- Paul Krugman says crypto is mostly useless, overvalued, and appeals to bank skeptics and criminals.
- The Nobel Prize-winning economist flagged a "crypto bubble" and the "dark side" of the crypto world.
Paul Krugman has dismissed cryptocurrencies as largely useless, weeks after saying they're hugely overpriced and appeal mostly to bank skeptics and criminals.
The Nobel Prize-winning economist took aim at bitcoin and other tokens in a Twitter thread on Friday, which compared Ron DeSantis' disdain for central bank digital currencies (CBDCs) to Rick Santorum's dislike of the National Weather Service.
"Of course, private weather services do provide a useful service," he tweeted. "Cryptocurrencies ... not so much."
Krugman delivered a far harsher critique of crypto in a New York Times op-ed in April.
"Right now the demand for cryptocurrency comes partly from people who honestly, rightly or wrongly, don't trust banks, and partly from people engaged in illicit activities," he wrote.
The article questioned why DeSantis, Florida's governor and a Republican presidential candidate, was railing against the potential creation of a CBDC.

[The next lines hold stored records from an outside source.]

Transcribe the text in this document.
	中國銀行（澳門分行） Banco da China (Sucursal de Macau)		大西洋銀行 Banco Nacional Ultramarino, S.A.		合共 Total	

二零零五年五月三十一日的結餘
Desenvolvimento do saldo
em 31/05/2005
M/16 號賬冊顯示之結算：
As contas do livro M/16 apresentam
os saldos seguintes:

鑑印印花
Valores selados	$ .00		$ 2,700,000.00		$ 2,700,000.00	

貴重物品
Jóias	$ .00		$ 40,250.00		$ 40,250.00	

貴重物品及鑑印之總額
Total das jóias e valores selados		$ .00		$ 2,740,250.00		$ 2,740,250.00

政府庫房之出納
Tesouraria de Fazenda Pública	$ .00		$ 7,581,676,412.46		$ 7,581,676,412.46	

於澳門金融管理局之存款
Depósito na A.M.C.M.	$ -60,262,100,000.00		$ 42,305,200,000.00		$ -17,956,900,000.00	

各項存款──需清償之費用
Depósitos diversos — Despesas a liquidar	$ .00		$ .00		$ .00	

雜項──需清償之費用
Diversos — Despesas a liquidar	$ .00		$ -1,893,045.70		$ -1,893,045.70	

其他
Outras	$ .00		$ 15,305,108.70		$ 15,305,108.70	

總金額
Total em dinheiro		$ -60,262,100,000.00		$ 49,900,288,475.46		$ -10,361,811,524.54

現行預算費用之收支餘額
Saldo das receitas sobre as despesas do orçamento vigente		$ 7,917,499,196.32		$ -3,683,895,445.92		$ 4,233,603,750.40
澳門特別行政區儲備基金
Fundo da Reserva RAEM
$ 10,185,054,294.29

Krugman suggested that Americans who distrust banks might embrace a digital dollar issued by the US government. It would "help to deflate the crypto bubble" and "strip away the veil obscuring the dark side of crypto" as only wrongdoers would continue to use unofficial tokens, he said.
DeSantis has claimed authorities might restrict what a CBDC is spent on and use it to infringe on Americans' freedom, but Krugman argued that rejecting a digital dollar would have a different result.
"It wouldn't protect the rights of Floridians to buy gas or guns; instead, it would protect the ability of wiseguys to evade taxes, launder money, buy and sell illegal drugs, and engage in extortion," he said.
Krugman has torn into cryptos several times over the past decade. He's slammed them as wasteful, inefficient, unstable, pointless, worthless, and at risk of complete collapse.